There’s good news and bad news about customer loyalty programs. First, the good news: Customers who belong to retail loyalty programs generate significantly more money for retailers than other customers do, according to a study by Accenture Interactive. Now, the bad news: Many retailers are focusing on the wrong things when it comes to their customer loyalty programs. Here are three common mistakes retailers make when it comes to loyalty programs, and what you can do instead to make them right.
Retail Loyalty Program Mistakes
Mistake #1: Not Measuring ROI
Fewer than 20 percent of retailers in the survey say return on investment is a key factor in evaluating the success of their loyalty program. Instead, the study found, retailers are focused more on metrics related to growing and maintaining their loyalty program membership. Some 45 percent measure membership growth rates, 42 percent measure the percentage of transactions by loyalty members and 36 percent measure the number of transactions by loyalty members. In addition, 40 percent focus on measuring the retention rate for loyalty programs.
Make it Right: Sure, you should be measuring all of the data above. However, ROI is where the rubber meets the road. Boil down all of your retail loyalty program metrics to determine whether your investment in a loyalty program is paying off. Assess the costs of your retail loyalty program, both in terms of the fees for the program and the costs of running and promoting it, and compare that against the sales that result from it.
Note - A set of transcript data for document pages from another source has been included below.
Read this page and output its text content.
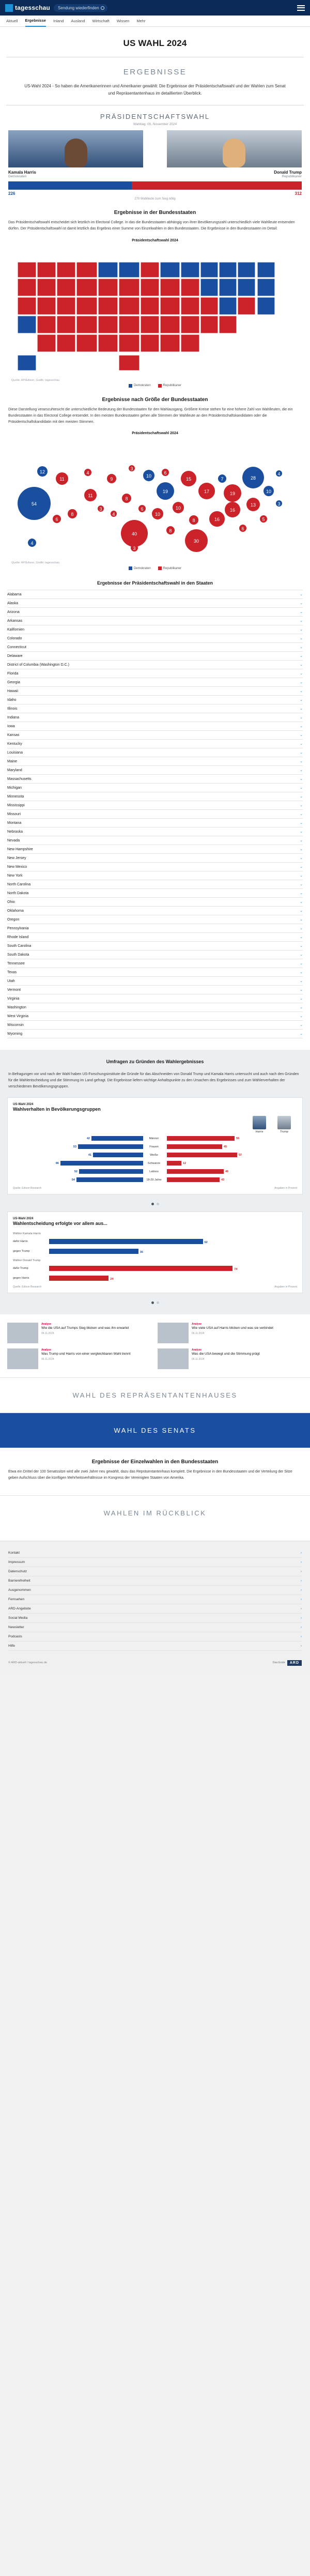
tagesschau	Sendung wiederfinden
Aktuell Ergebnisse Inland Ausland Wirtschaft Wissen Mehr
US WAHL 2024
ERGEBNISSE
US-Wahl 2024 - So haben die Amerikanerinnen und Amerikaner gewählt: Die Ergebnisse der Präsidentschaftswahl und der Wahlen zum Senat und Repräsentantenhaus im detaillierten Überblick.
PRÄSIDENTSCHAFTSWAHL
Wahltag: 05. November 2024
Kamala Harris
Demokraten
Donald Trump
Republikaner
226	312
270 Wahlleute zum Sieg nötig
Ergebnisse in der Bundesstaaten

Das Präsidentschaftswahl entscheidet sich letztlich im Electoral College. In das die Bundesstaaten abhängig von ihrer Bevölkerungszahl unterschiedlich viele Wahlleute entsenden dürfen. Der Präsidentschaftswahl ist damit letztlich das Ergebnis einer Summe von Einzelwahlen in den Bundesstaaten. Die Ergebnisse in den Bundesstaaten im Detail:

Präsidentschaftswahl 2024
Quelle: AP/Edison, Grafik: tagesschau
Demokraten	Republikaner
Ergebnisse nach Größe der Bundesstaaten

Diese Darstellung verarscuhtesicht die unterschiedliche Bedeutung der Bundesstaaten für den Wahlausgang. Größere Kreise stehen für eine höhere Zahl von Wahlleuten, die ein Bundesstaaten in das Electoral College entsendet. In den meisten Bundesstaaten gehen alle Stimmen der Wahlleute an den Präsidentschaftskandidaten oder die Präsidentschaftskandidatin mit den meisten Stimmen.

Präsidentschaftswahl 2024
54
40
30
28
19
19	17
16
16
15
13
11
11
10
10
10
10
12
9
8
8
8
8
7
6
6
6
6
5
4
4
4
3
3
3
4
3
Quelle: AP/Edison, Grafik: tagesschau
Demokraten	Republikaner
Ergebnisse der Präsidentschaftswahl in den Staaten
Alabama	⌄
Alaska	⌄
Arizona	⌄
Arkansas	⌄
Kalifornien	⌄
Colorado	⌄
Connecticut	⌄
Delaware	⌄
District of Columbia (Washington D.C.)	⌄
Florida	⌄
Georgia	⌄
Hawaii	⌄
Idaho	⌄
Illinois	⌄
Indiana	⌄
Iowa	⌄
Kansas	⌄
Kentucky	⌄
Louisiana	⌄
Maine	⌄
Maryland	⌄
Massachusetts	⌄
Michigan	⌄
Minnesota	⌄
Mississippi	⌄
Missouri	⌄
Montana	⌄
Nebraska	⌄
Nevada	⌄
New Hampshire	⌄
New Jersey	⌄
New Mexico	⌄
New York	⌄
North Carolina	⌄
North Dakota	⌄
Ohio	⌄
Oklahoma	⌄
Oregon	⌄
Pennsylvania	⌄
Rhode Island	⌄
South Carolina	⌄
South Dakota	⌄
Tennessee	⌄
Texas	⌄
Utah	⌄
Vermont	⌄
Virginia	⌄
Washington	⌄
West Virginia	⌄
Wisconsin	⌄
Wyoming	⌄
Umfragen zu Gründen des Wahlergebnisses

In Befragungen vor und nach der Wahl haben US-Forschungsinstitute die Gründe für das Abschneiden von Donald Trump und Kamala Harris untersucht und auch nach den Gründen für die Wahlentscheidung und die Stimmung im Land gefragt. Die Ergebnisse liefern wichtige Anhaltspunkte zu den Ursachen des Ergebnisses und zum Wählerverhalten der verschiedenen Bevölkerungsgruppen.

US-Wahl 2024
Wahlverhalten in Bevölkerungsgruppen
Harris	Trump
42	Männer	55
53	Frauen	45
41	Weiße	57
86	Schwarze	12
52	Latinos	46
54	18-29 Jahre	43
Quelle: Edison Research	Angaben in Prozent
US-Wahl 2024
Wahlentscheidung erfolgte vor allem aus...
Wähler Kamala Harris
dafür Harris	62
gegen Trump	36
Wähler Donald Trump
dafür Trump	74
gegen Harris	24
Quelle: Edison Research	Angaben in Prozent
Analyse
Wie die USA auf Trumps Sieg blicken und was ihn erwartet
06.11.2024
Analyse
Wie viele USA auf Harris blicken und was sie verbindet
06.11.2024
Analyse
Was Trump und Harris von einer vergleichbaren Wahl trennt
06.11.2024
Analyse
Was die USA bewegt und die Stimmung prägt
06.11.2024
WAHL DES REPRÄSENTANTENHAUSES
WAHL DES SENATS
Ergebnisse der Einzelwahlen in den Bundesstaaten

Etwa ein Drittel der 100 Senatssitze wird alle zwei Jahre neu gewählt, dazu das Repräsentantenhaus komplett. Die Ergebnisse in den Bundesstaaten und die Verteilung der Sitze geben Aufschluss über die künftigen Mehrheitsverhältnisse im Kongress der Vereinigten Staaten von Amerika.

WAHLEN IM RÜCKBLICK
Kontakt	›
Impressum	›
Datenschutz	›
Barrierefreiheit	›
Ausgenommen	›
Fernsehen	›
ARD-Angebote	›
Social Media	›
Newsletter	›
Podcasts	›
Hilfe	›
© ARD-aktuell / tagesschau.de	Das Erste	ARD
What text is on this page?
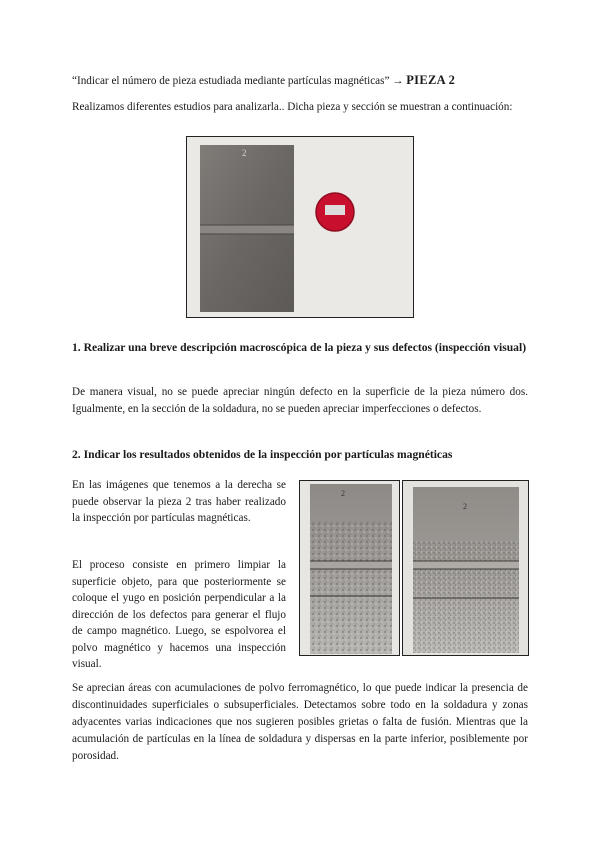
“Indicar el número de pieza estudiada mediante partículas magnéticas” → PIEZA 2

Realizamos diferentes estudios para analizarla.. Dicha pieza y sección se muestran a continuación:

2
1. Realizar una breve descripción macroscópica de la pieza y sus defectos (inspección visual)

De manera visual, no se puede apreciar ningún defecto en la superficie de la pieza número dos. Igualmente, en la sección de la soldadura, no se pueden apreciar imperfecciones o defectos.

2. Indicar los resultados obtenidos de la inspección por partículas magnéticas

En las imágenes que tenemos a la derecha se puede observar la pieza 2 tras haber realizado la inspección por partículas magnéticas.

El proceso consiste en primero limpiar la superficie objeto, para que posteriormente se coloque el yugo en posición perpendicular a la dirección de los defectos para generar el flujo de campo magnético. Luego, se espolvorea el polvo magnético y hacemos una inspección visual.

2
2

Se aprecian áreas con acumulaciones de polvo ferromagnético, lo que puede indicar la presencia de discontinuidades superficiales o subsuperficiales. Detectamos sobre todo en la soldadura y zonas adyacentes varias indicaciones que nos sugieren posibles grietas o falta de fusión. Mientras que la acumulación de partículas en la línea de soldadura y dispersas en la parte inferior, posiblemente por porosidad.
Mistake #2: Not Differentiating your Loyalty Program Enough
More than seven out of 10 retailers in the survey believe their retail loyalty program is either “differentiated” or “significantly differentiated” from their competitors’ programs. However, few customers feel the same way. Research cited by Accenture shows that about one-third of loyalty program members also shop at competing retailers, and 44 percent say the competition’s loyalty program could easily replace the other retailer’s program.
Make it Right: Monitor what your competitors are offering when it comes to loyalty programs. You may even want to sign up for the programs (or have a family member sign up, if you’re worried about being obvious) so you can see how they work “from the inside.” Is there something missing from your competition’s programs that you could offer? How can you differentiate your retail loyalty program from theirs? Use all the marketing methods at your disposal to educate customers about the value of your loyalty program. Promote it in print ads, on social media and in your email communications. Even talk it up when ringing up sales at the checkout counter.
Mistake #3: Not Keeping Up with Technology
Sophisticated digital loyalty programs are now available to even the smallest business. Many of them include additional features that help you market to loyalty program members in a more personalized way. With many customers using their smartphones through every stage of the shopping process, it often makes sense for retailers to use digital loyalty programs with a mobile component. However, four in 10 retailers in the survey say they struggle to keep up with mobile and digital loyalty technology. The same percentage say finding enough in the budget to invest in loyalty program technology is a challenge.
Make it Right: Do your homework to investigate the variety of digital loyalty programs out there and which one will work best for your retail business. Take your customers into consideration, too. If they’re young early adopters, your program needs to be mobile so customers can do everything from their phones. If most of your customers are older and not so smartphone-reliant, a mobile app may not matter as much. However, that doesn’t mean you can stick with old-fashioned punch cards. Today’s teens are tomorrow’s middle-aged parents, and they’ll be taking their tech habits into the future, so the time to catch up with loyalty program technology is now.